COVID-19 eleva la inseguridad alimentaria a niveles de hace décadas

La pandemia del coronavirus incrementó la inseguridad alimentaria en el mundo a niveles no vistos desde hace décadas y para evitar que siga esta tendencia los países deben construir sistemas alimentarios más resistentes.

 

Así lo señalaron el secretario general de la ONU, António Guterres, el papa Francisco, la reina Letizia de España y otras figuras que han intervenido en el evento telemático para celebrar el Día Mundial de la Alimentación, organizado por Organización de las Naciones Unidas para la Alimentación y la Agricultura (FAO), que tiene sede en Roma y que también conmemoró hoy su 75º aniversario.

 

Unas 130 millones de personas pueden caer en el hombre en 2020
La pandemia del COVID-19 “intensificó la inseguridad alimentaria a unos niveles no vistos en décadas”, señaló Guterres en un vídeo en el que destacó que “la ONU continuará trabajando por un futuro en el que todas las personas tengan acceso a la nutrición que necesitan cada día”.
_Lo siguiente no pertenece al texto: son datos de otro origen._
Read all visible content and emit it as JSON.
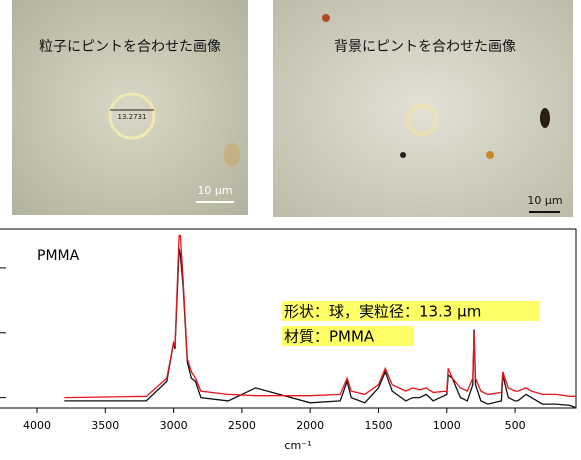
{
  "images": [
    {
      "caption": "粒子にピントを合わせた画像",
      "measure": "13.2731",
      "scale": "10 µm"
    },
    {
      "caption": "背景にピントを合わせた画像",
      "scale": "10 µm"
    }
  ],
  "chart_data": {
    "type": "line",
    "x_label": "cm⁻¹",
    "annotations": [
      "形状：球，実粒径：13.3 µm",
      "材質：PMMA"
    ],
    "x": [
      3800,
      3200,
      3050,
      3000,
      2990,
      2960,
      2950,
      2930,
      2900,
      2870,
      2840,
      2800,
      2600,
      2400,
      2000,
      1780,
      1730,
      1700,
      1600,
      1500,
      1450,
      1400,
      1300,
      1250,
      1200,
      1150,
      1100,
      1000,
      990,
      960,
      900,
      850,
      810,
      800,
      790,
      750,
      700,
      600,
      590,
      550,
      500,
      480,
      420,
      380,
      300,
      200,
      100,
      60
    ],
    "series": [
      {
        "name": "PMMA",
        "color": "#e8141c",
        "values": [
          0,
          0.02,
          0.3,
          0.85,
          0.8,
          2.5,
          2.5,
          1.8,
          0.6,
          0.4,
          0.3,
          0.1,
          0.05,
          0.03,
          0.03,
          0.05,
          0.3,
          0.1,
          0.05,
          0.2,
          0.45,
          0.2,
          0.1,
          0.15,
          0.12,
          0.15,
          0.08,
          0.1,
          0.45,
          0.3,
          0.15,
          0.1,
          0.3,
          1.0,
          0.3,
          0.1,
          0.05,
          0.08,
          0.4,
          0.15,
          0.1,
          0.1,
          0.15,
          0.1,
          0.05,
          0.05,
          0.02,
          0.02
        ]
      },
      {
        "color": "#111111",
        "values": [
          -0.05,
          -0.05,
          0.25,
          0.85,
          0.75,
          2.3,
          2.2,
          1.7,
          0.55,
          0.3,
          0.25,
          0.0,
          -0.05,
          0.15,
          -0.08,
          -0.05,
          0.25,
          0.0,
          -0.08,
          0.15,
          0.4,
          0.1,
          -0.05,
          0.0,
          0.0,
          0.05,
          -0.05,
          0.05,
          0.35,
          0.3,
          0.0,
          -0.05,
          0.2,
          1.05,
          0.2,
          -0.05,
          -0.1,
          -0.05,
          0.35,
          0.0,
          -0.05,
          -0.05,
          0.05,
          0.0,
          -0.1,
          -0.1,
          -0.12,
          -0.15
        ]
      }
    ],
    "xlim": [
      4000,
      60
    ],
    "ylim": [
      -0.16,
      2.6
    ],
    "xticks": [
      4000,
      3500,
      3000,
      2500,
      2000,
      1500,
      1000,
      500
    ],
    "yticks": [
      0,
      1,
      2
    ]
  }
}
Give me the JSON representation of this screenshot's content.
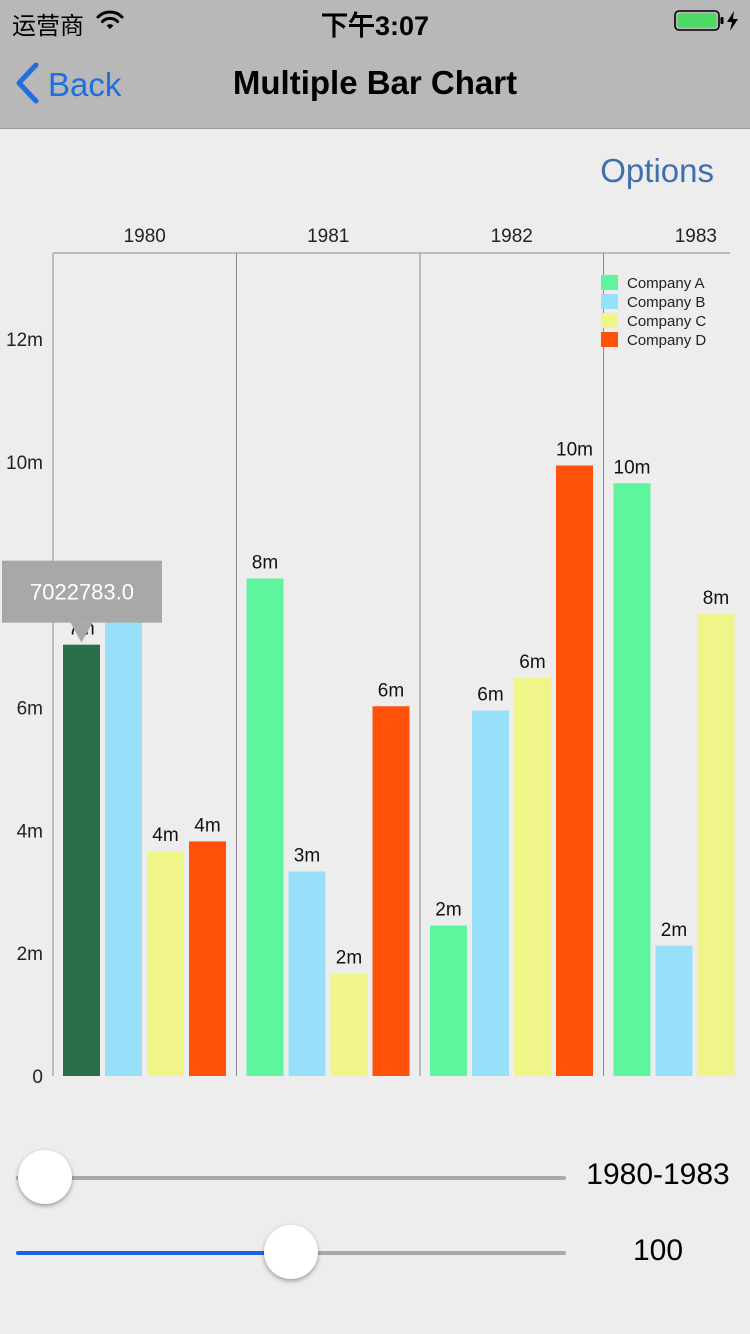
{
  "status_bar": {
    "carrier": "运营商",
    "time": "下午3:07"
  },
  "nav": {
    "back_label": "Back",
    "title": "Multiple Bar Chart"
  },
  "options_label": "Options",
  "chart_data": {
    "type": "bar",
    "orientation": "vertical",
    "categories": [
      "1980",
      "1981",
      "1982",
      "1983"
    ],
    "series": [
      {
        "name": "Company A",
        "color": "#5ef59e",
        "values": [
          7022783.0,
          8100000,
          2450000,
          9650000
        ]
      },
      {
        "name": "Company B",
        "color": "#98dff9",
        "values": [
          7500000,
          3330000,
          5950000,
          2120000
        ]
      },
      {
        "name": "Company C",
        "color": "#f0f58a",
        "values": [
          3660000,
          1670000,
          6480000,
          7520000
        ]
      },
      {
        "name": "Company D",
        "color": "#ff5208",
        "values": [
          3820000,
          6020000,
          9940000,
          null
        ]
      }
    ],
    "value_labels": [
      [
        "7m",
        "8m",
        "4m",
        "4m"
      ],
      [
        "8m",
        "3m",
        "2m",
        "6m"
      ],
      [
        "2m",
        "6m",
        "6m",
        "10m"
      ],
      [
        "10m",
        "2m",
        "8m",
        ""
      ]
    ],
    "y_ticks": [
      "0",
      "2m",
      "4m",
      "6m",
      "8m",
      "10m",
      "12m"
    ],
    "ylim": [
      0,
      13400000
    ],
    "x_axis_position": "top",
    "legend_position": "top-right",
    "selected": {
      "category_index": 0,
      "series_index": 0,
      "color": "#2a6e4b",
      "tooltip": "7022783.0"
    }
  },
  "sliders": {
    "x_range": {
      "value_label": "1980-1983",
      "fraction": 0.0
    },
    "y_range": {
      "value_label": "100",
      "fraction": 0.5
    }
  }
}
Unas 130 millones de personas corren el riesgo de caer al borde del hambre a finales de este año. Esto se suma a los 690 millones de personas que carecen de lo necesario para comer. Al mismo tiempo, más de tres mil millones de personas no se pueden permitir una dieta equilibrada”, lamentó Guterres.

 

El secretario general de la ONU también recordó el Premio Nobel de la Paz con el que fue recientemente galardonado el Programa Mundial de Alimentos (PMA), que igual que la FAO tiene sede en Roma, y ha argumentado que es un reconocimiento “al derecho de todas las personas a la alimentación” y a la “búsqueda común para erradicar el hambre”.

 

La comunidad internacional debe trabajar “para construir un mundo más resiliente, sostenible y justo” y que disponga de “sistemas alimentarios más resistentes a la volatilidad y al impacto climático”.

El hambre es una vergüenza

 

El papa Francisco aseguró, por su parte, que el hambre no es solo una tragedia, sino una vergüenza, y propuso crear un Fondo Mundial “con el dinero que se usa en armas y otros gastos militares para ayudar al desarrollo de los países más pobres”.

 

Sostuvo que el hambre, “en su mayor parte, está causada por una distribución desigual de los frutos de la tierra, a lo que se añade la falta de inversiones en el sector agrícola, las consecuencias del cambio climático y el aumento de los conflictos en distintas zonas del planeta”.

Y criticó el desperdicio de comida, pues mientras millones de personas pasan hambre, “se desechan toneladas de alimentos”.